L’Ece, battant pavillon des Iles Marshall, a sombré le 1er février dernier à l’ouest de la presqu’ile de La Hague par 70 m de fond à la suite d’une collision avec le vraquier General-Grot Rowecki. Le General-Grot Rowecki transportait des minerais de phosphate à destination de la Pologne et l’Ece 10.000 t d’acide phosphorique à destination de la Belgique. En 2005, le CROSS Jobourg a répertorié 246 passages de chimiquiers transportant de l’acide phosphorique et 138 navires transportant du minerai de phosphate. Immédiatement après le naufrage, les autorités et les observateurs ont déclaré que la cargaison de l’Ece ne présentait pas de risques significatifs pour l’environnement marin. L’association Robin des Bois a, quant à elle, déploré que l’Ece n’ait pas pu être remorqué dans un endroit refuge où l’acide phosphorique aurait pu être totalement ou en partie transféré.

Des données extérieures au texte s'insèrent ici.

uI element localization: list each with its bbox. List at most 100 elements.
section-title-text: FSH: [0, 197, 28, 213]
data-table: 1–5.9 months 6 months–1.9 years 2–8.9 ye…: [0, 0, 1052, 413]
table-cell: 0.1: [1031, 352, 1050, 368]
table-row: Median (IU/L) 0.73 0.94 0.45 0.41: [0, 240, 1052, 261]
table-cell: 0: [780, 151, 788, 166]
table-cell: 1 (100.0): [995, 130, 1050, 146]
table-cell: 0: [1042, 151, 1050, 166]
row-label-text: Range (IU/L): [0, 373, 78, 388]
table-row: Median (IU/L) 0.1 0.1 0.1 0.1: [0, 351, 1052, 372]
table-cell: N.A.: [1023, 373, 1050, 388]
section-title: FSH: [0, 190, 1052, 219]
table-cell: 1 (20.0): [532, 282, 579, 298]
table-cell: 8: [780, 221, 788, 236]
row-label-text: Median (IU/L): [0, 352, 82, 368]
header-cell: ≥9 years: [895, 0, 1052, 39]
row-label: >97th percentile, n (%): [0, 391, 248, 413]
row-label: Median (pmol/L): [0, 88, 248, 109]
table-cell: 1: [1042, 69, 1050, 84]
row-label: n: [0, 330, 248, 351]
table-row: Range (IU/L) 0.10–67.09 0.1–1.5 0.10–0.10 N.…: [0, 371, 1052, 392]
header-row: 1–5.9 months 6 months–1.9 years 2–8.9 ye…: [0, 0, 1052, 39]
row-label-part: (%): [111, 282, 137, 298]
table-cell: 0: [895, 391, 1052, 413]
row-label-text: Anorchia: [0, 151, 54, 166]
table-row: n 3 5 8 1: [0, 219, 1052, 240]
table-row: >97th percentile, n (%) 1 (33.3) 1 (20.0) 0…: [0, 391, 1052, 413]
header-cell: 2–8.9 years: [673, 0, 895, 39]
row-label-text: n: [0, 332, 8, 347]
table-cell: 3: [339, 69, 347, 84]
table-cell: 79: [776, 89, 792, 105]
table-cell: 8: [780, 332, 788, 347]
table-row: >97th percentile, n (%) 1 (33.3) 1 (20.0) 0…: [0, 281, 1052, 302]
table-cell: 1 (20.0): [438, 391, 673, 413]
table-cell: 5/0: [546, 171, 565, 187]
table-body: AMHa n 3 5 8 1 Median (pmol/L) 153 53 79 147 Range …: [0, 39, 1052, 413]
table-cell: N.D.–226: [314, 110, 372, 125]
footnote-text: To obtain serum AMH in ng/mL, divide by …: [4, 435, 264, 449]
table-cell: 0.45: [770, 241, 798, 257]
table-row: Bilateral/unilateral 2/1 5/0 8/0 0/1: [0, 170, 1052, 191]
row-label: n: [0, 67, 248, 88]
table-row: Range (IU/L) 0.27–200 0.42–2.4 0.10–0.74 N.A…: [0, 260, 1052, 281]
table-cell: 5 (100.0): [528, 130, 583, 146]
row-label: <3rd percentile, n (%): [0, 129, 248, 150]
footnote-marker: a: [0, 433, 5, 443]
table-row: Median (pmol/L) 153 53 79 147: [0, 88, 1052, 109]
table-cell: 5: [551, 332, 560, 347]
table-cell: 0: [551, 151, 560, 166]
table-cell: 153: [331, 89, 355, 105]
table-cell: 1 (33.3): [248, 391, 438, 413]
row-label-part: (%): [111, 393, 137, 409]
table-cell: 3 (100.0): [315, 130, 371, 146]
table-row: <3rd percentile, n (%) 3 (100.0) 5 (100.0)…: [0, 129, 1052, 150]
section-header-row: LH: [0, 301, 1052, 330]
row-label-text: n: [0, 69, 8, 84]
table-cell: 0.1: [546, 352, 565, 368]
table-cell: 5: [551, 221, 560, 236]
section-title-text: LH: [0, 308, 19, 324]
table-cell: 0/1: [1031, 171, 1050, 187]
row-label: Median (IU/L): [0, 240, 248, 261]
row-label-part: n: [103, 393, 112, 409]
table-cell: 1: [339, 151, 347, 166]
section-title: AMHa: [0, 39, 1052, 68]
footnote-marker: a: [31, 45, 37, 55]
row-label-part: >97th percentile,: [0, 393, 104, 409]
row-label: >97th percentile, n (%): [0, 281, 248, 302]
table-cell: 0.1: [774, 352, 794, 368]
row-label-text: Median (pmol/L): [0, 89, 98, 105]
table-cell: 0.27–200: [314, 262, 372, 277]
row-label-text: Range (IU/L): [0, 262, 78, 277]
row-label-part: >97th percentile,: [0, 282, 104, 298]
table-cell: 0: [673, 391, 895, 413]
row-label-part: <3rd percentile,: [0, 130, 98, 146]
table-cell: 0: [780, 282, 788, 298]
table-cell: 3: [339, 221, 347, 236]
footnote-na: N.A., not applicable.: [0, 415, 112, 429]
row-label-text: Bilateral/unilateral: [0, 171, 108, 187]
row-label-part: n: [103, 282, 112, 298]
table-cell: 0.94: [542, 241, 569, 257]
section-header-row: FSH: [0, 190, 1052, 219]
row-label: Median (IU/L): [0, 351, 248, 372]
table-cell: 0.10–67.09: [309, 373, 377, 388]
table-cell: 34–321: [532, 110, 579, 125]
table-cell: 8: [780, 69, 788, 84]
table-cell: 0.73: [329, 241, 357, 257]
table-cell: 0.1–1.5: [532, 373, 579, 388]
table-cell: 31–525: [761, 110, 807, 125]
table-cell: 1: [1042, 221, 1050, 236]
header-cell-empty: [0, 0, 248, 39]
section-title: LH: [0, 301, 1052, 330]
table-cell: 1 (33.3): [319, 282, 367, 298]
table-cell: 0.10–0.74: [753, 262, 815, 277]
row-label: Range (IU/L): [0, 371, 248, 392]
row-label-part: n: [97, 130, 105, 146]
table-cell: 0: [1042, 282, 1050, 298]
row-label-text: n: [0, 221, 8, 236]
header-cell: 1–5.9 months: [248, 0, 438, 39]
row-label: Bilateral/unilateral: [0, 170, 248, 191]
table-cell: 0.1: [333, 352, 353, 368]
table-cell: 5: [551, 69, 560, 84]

Dans un 2ème temps Robin des Bois a souligné l’écotoxicité de l’acide phosphorique auquel sont associés de nombreux métaux lourds, toxiques, persistants et bioaccumulables; d’autre part, la contribution de l’acide phosphorique à la prolifération des algues vertes et des planctons toxiques a été mise en avant. Seul le Ministère de l’Environnement a considéré en même temps que Robin des Bois que « la présence au fond de la mer de 10.000 t d’acide phosphorique était préoccupante ».
Le plan d’action aujourd’hui retenu par la Préfecture Maritime de la Manche et de la Mer du Nord et son homologue du Royaume-Uni à la suite de longues négociations avec l’armateur turc et l’Office Cherifien des Phosphates, propriétaire de la cargaison, se cantonne à la seule extraction des hydrocarbures de soute évalués à 70 t et à la libération programmée, contrôlée, et réputée inoffensive de l’acide phosphorique. Or l’étude approfondie de la composition chimique de l’acide phosphorique en provenance du Maroc révèle que son relargage en mer constituerait durablement une atteinte à l’environnement. La cargaison de l’Ece recèle du mercure (5 kg), du plomb (20 kg), de l’arsenic (130 kg), du cadmium (400 kg), du chrome (800 kg), du vanadium (1000 kg), métaux lourds, persistants, bioaccumulables, toxiques pour les organismes marins et toute la chaîne alimentaire de même que 800 kg d’uranium. L’activité radiologique de l’acide phosphorique marocain a été mesuré à 1.800 Bq/kg pour l’uranium 238, et 1.100 Bq /kg pour le radium 226 : un bilan de 29 GBq pour un rejet de 10.000 t, quand l’activité des rejets liquides de 2 réacteurs nucléaires en fonctionnement normal s’établit à 2 GBq (hors iode 131, tritium et carbone 14). La présence du cadmium dans les engrais phosphatés est particulièrement nocive pour les sols où les engrais sont appliqués et les autres compartiments de la biosphère; un projet de directive européenne entend à terme limiter le taux de cadmium dans les engrais à 20 mg/kg et souligne que les phosphates en provenance de l’Afrique du Nord contiennent plus de 60 mg de cadmium par kg. Dans le milieu marin, le cadmium a une circulation verticale, il est absorbé et bioconcentré par les planctons, puis les crustacés, les mollusques et les poissons. C’est à partir de 1970 que sa toxicité a été mondialement reconnue ; il a des effets négatifs sur les stades larvaires; l’augmentation de la température s’accompagne d’une augmentation de la toxicité. Les crustacés sont les plus sensibles à l’accumulation du cadmium, leur mobilité est ralentie, les mues sont perturbées, la fertilité peut être affectée. Le taux d’élimination du cadmium est lent.
D’autre part, le parallèle entre l’augmentation des rejets de nutriments (dont le phosphore) et la multiplication des évènements de prolifération algale a été mis en évidence; les 10.000 t d’acide phosphorique de l’Ece sont une contribution potentielle à la prolifération des planctons microscopiques toxiques et des algues vertes tout au long du littoral breton, bas-normand et haut-normand.
En conséquence, le rejet organisé de l’acide phosphorique résiduel dans l’épave de l’Ece est assimilé par Robin des Bois à une pollution volontaire. Il est contradictoire avec les objectifs de la Convention Ospar portant sur la prévention des pollutions dans l’Atlantique du Nord-Est dont la France et le Royaume-Uni sont signataires. Seul le pompage intégral de l’acide phosphorique accessible, en même temps que les hydrocarbures, éviterait une contamination supplémentaire de l’environnement marin et des ressources halieutiques. L’Office Chérifien des Phosphates et l’armateur turc, ainsi que leurs assurances, ont les moyens techniques et financiers de mener à bien cette opération.